Because appellant marketed its products in Wisconsin during the calendar years 1965 through 1968, it was required to file corporate income and franchise tax returns in that State for those years. Exxon prepared the returns based on separate state accounting methods, reflecting only the Wisconsin marketing operation. The returns showed losses in the amounts of $821,320 for 1965, $1,159,830 for 1966, $1,026,224 for 1967, and $919,575 for 1968. Accordingly, no tax was shown as being due for any of those years.
Appellee Wisconsin Department of Revenue audited Exxon for the years in question, and on June 25, 1971, the Department sent the taxpayer a notice of assessment of additional income and franchise tax.

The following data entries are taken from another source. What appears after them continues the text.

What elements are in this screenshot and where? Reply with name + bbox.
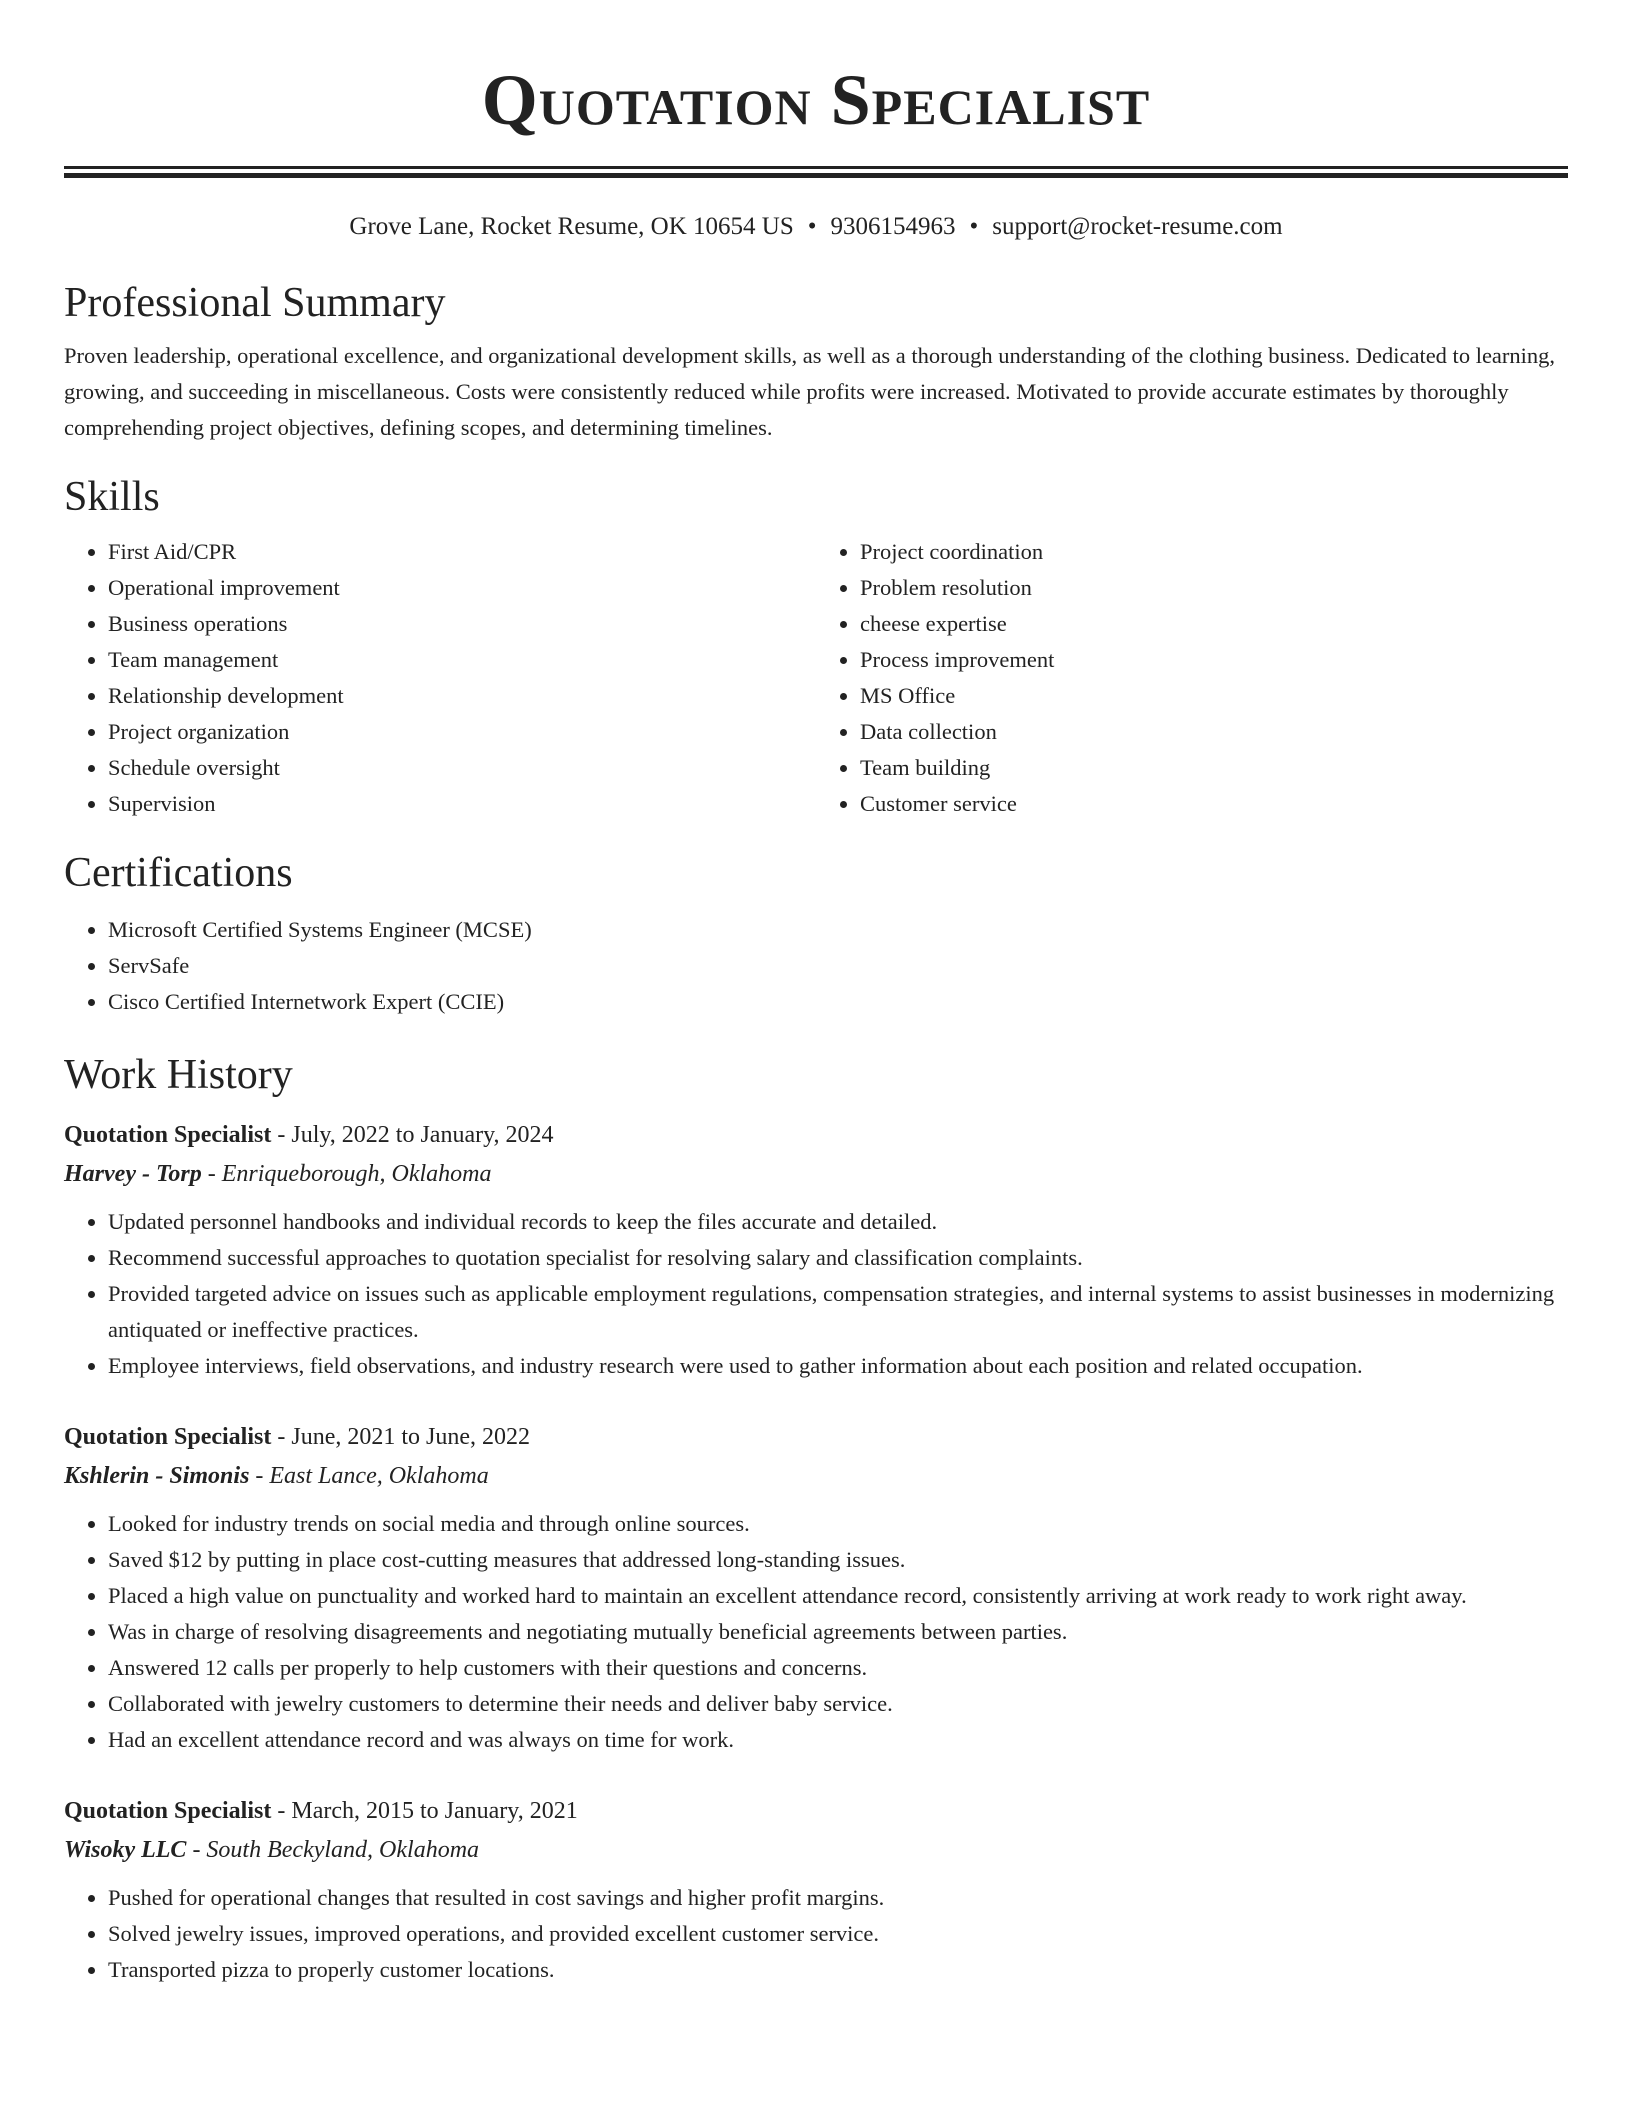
certifications-section xyxy=(64,848,1568,1020)
job-dates: - July, 2022 to January, 2024 xyxy=(271,1122,554,1148)
job-bullet: • Recommend successful approaches to quotation specialist for resolving salary and classification complaints. xyxy=(108,1240,1568,1276)
contact-email: support@rocket-resume.com xyxy=(992,213,1283,240)
skills-columns xyxy=(64,534,1568,822)
job-header xyxy=(64,1792,1568,1830)
job-bullet: • Pushed for operational changes that resulted in cost savings and higher profit margins. xyxy=(108,1880,1568,1916)
skill-item: • Project coordination xyxy=(860,534,1568,570)
job-bullet: • Had an excellent attendance record and was always on time for work. xyxy=(108,1722,1568,1758)
skill-item: • Team management xyxy=(108,642,816,678)
job-bullets xyxy=(64,1880,1568,1988)
job-bullet: • Transported pizza to properly customer locations. xyxy=(108,1952,1568,1988)
work-history-section xyxy=(64,1050,1568,1988)
job-company: Wisoky LLC xyxy=(64,1837,187,1863)
job-bullet: • Employee interviews, field observations, and industry research were used to gather information about each position and related occupation. xyxy=(108,1348,1568,1384)
job-bullet: • Solved jewelry issues, improved operations, and provided excellent customer service. xyxy=(108,1916,1568,1952)
skill-item: • Supervision xyxy=(108,786,816,822)
job-bullets xyxy=(64,1506,1568,1758)
job-title: Quotation Specialist xyxy=(64,1798,272,1824)
job-dates: - June, 2021 to June, 2022 xyxy=(271,1424,531,1450)
skill-item: • Schedule oversight xyxy=(108,750,816,786)
job-header xyxy=(64,1116,1568,1154)
job-company: Kshlerin - Simonis xyxy=(64,1463,250,1489)
section-heading-work-history: Work History xyxy=(64,1052,293,1098)
contact-separator: • xyxy=(969,213,979,240)
job-entry xyxy=(64,1116,1568,1384)
certification-item: • Cisco Certified Internetwork Expert (CCIE) xyxy=(108,984,1568,1020)
skill-item: • MS Office xyxy=(860,678,1568,714)
contact-address: Grove Lane, Rocket Resume, OK 10654 US xyxy=(349,213,794,240)
job-location: - South Beckyland, Oklahoma xyxy=(186,1837,480,1863)
job-title: Quotation Specialist xyxy=(64,1424,272,1450)
skill-item: • First Aid/CPR xyxy=(108,534,816,570)
job-bullet: • Placed a high value on punctuality and worked hard to maintain an excellent attendance record, consistently arriving at work ready to work right away. xyxy=(108,1578,1568,1614)
skill-item: • Team building xyxy=(860,750,1568,786)
job-bullet: • Saved $12 by putting in place cost-cutting measures that addressed long-standing issues. xyxy=(108,1542,1568,1578)
job-bullet: • Updated personnel handbooks and individual records to keep the files accurate and detailed. xyxy=(108,1204,1568,1240)
job-entry xyxy=(64,1792,1568,1988)
skill-item: • Relationship development xyxy=(108,678,816,714)
skill-item: • Project organization xyxy=(108,714,816,750)
skills-list-right xyxy=(816,534,1568,822)
job-bullets xyxy=(64,1204,1568,1384)
job-employer-line xyxy=(64,1830,1568,1870)
skills-list-left xyxy=(64,534,816,822)
professional-summary-section xyxy=(64,278,1568,446)
job-location: - Enriqueborough, Oklahoma xyxy=(201,1161,492,1187)
contact-phone: 9306154963 xyxy=(830,213,956,240)
skills-section xyxy=(64,472,1568,822)
section-heading-certifications: Certifications xyxy=(64,850,293,896)
skill-item: • Problem resolution xyxy=(860,570,1568,606)
job-location: - East Lance, Oklahoma xyxy=(249,1463,489,1489)
certifications-list xyxy=(64,912,1568,1020)
certification-item: • ServSafe xyxy=(108,948,1568,984)
job-company: Harvey - Torp xyxy=(64,1161,202,1187)
job-employer-line xyxy=(64,1456,1568,1496)
section-heading-summary: Professional Summary xyxy=(64,280,446,326)
job-title: Quotation Specialist xyxy=(64,1122,272,1148)
skill-item: • Data collection xyxy=(860,714,1568,750)
resume-title: Quotation Specialist xyxy=(481,60,1151,140)
title-double-rule xyxy=(64,166,1568,178)
job-bullet: • Answered 12 calls per properly to help customers with their questions and concerns. xyxy=(108,1650,1568,1686)
summary-text: Proven leadership, operational excellence, and organizational development skills, as well as a thorough understanding of the clothing business. Dedicated to learning, growing, and succeeding in miscellaneous. Costs were consistently reduced while profits were increased. Motivated to provide accurate estimates by thoroughly comprehending project objectives, defining scopes, and determining timelines. xyxy=(64,343,1556,440)
job-bullet: • Was in charge of resolving disagreements and negotiating mutually beneficial agreements between parties. xyxy=(108,1614,1568,1650)
job-entry xyxy=(64,1418,1568,1758)
job-header xyxy=(64,1418,1568,1456)
skill-item: • Operational improvement xyxy=(108,570,816,606)
section-heading-skills: Skills xyxy=(64,474,160,520)
certification-item: • Microsoft Certified Systems Engineer (MCSE) xyxy=(108,912,1568,948)
contact-separator: • xyxy=(807,213,817,240)
skill-item: • Customer service xyxy=(860,786,1568,822)
job-bullet: • Collaborated with jewelry customers to determine their needs and deliver baby service. xyxy=(108,1686,1568,1722)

The Department concluded that, pursuant to Wis.Stat. § 71.07(2) (1967), [Footnote 3] the Wisconsin marketing operation was "an integral part of a unitary business," and therefore Exxon's taxable income in Wisconsin must be determined by application of the State's apportionment formula to the taxpayer's total income. The Department's calculation revealed an additional taxable income of $4,532,155 for the period 1965 through 1968. Additional
taxes in the amount of $316,470.85 were assessed against appellant. [Footnote 4]
Exxon filed an application for abatement in July, 1971, which the Department denied on November 30, 1971. Appellant then filed a petition for review with the Wisconsin Tax Appeals Commission. The Commission agreed with the Department that Exxon's separate geographical accounting did not accurately reflect its Wisconsin income for tax purposes. CCH Wis.Tax Rep.